Der Extrakt aus den Speicherwurzeln der Pflanze wird zur unterstützenden Behandlung degenerativer Erkrankungen des Bewegungsapparates eingesetzt. Hauptinhaltsstoffe sind Iridoidglykoside, darunter Harpagosid, Harpagid und Procumbid, ein Phytosteringemisch, Phenylpropanoide wie Acteosid, Triterpene, Flavonoide, ungesättigte Fettsäuren, Zimtsäure und Chlorogensäure.
Harpagosid hemmt knorpelabbauende Kollagenasen: Entzündungen und damit verbundene Schmerzen klingen ab, die Therapie degenerativer Gelenkerkrankungen wird unterstützt.

Wichtig:
Eine Wirkung der Teufelskrallenwurzel tritt erst nach einer Einnahme von ungefähr drei Wochen ein. Zur Behandlung akuter Schmerzzustände ist die Teufelskrallenwurzel daher nicht geeignet. Da Erkrankungen des Bewegungsapparates aber oftmals mit Langzeitschmerzen verbunden sind, ist der Einsatz der langfristig wirkenden Teufelkralle angezeigt.

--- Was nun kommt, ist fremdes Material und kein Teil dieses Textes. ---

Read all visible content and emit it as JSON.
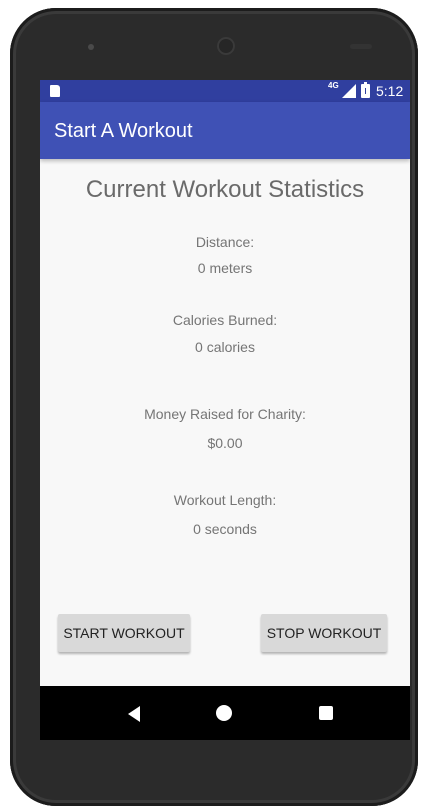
{
  "status_bar": {
    "network": "4G",
    "time": "5:12"
  },
  "app_bar": {
    "title": "Start A Workout"
  },
  "stats": {
    "heading": "Current Workout Statistics",
    "distance_label": "Distance:",
    "distance_value": "0 meters",
    "calories_label": "Calories Burned:",
    "calories_value": "0 calories",
    "money_label": "Money Raised for Charity:",
    "money_value": "$0.00",
    "length_label": "Workout Length:",
    "length_value": "0 seconds"
  },
  "buttons": {
    "start": "START WORKOUT",
    "stop": "STOP WORKOUT"
  },
  "colors": {
    "status_bar": "#303f9f",
    "app_bar": "#3f51b5",
    "background": "#f8f8f8",
    "button": "#d9d9d9"
  },
  "nav_icons": [
    "back-icon",
    "home-icon",
    "recents-icon"
  ]
}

Anwendungsgebiete beim Hund:

- Arthrose, Arthritis
- Schwellungen, Verhärtungen und Spannungen an den Gelenken
- Muskel- und Bindegewebsrheuma
- Rückenschmerzen (sport- oder altersbedingt)
- HD inkl. Folgeschäden
- Magenprobleme: Auf Grund ihres bitteren Geschmacks kann Teufelskralle auch bei Verdauungsbeschwerden zur Förderung der Magensäureproduktion verwendet werden.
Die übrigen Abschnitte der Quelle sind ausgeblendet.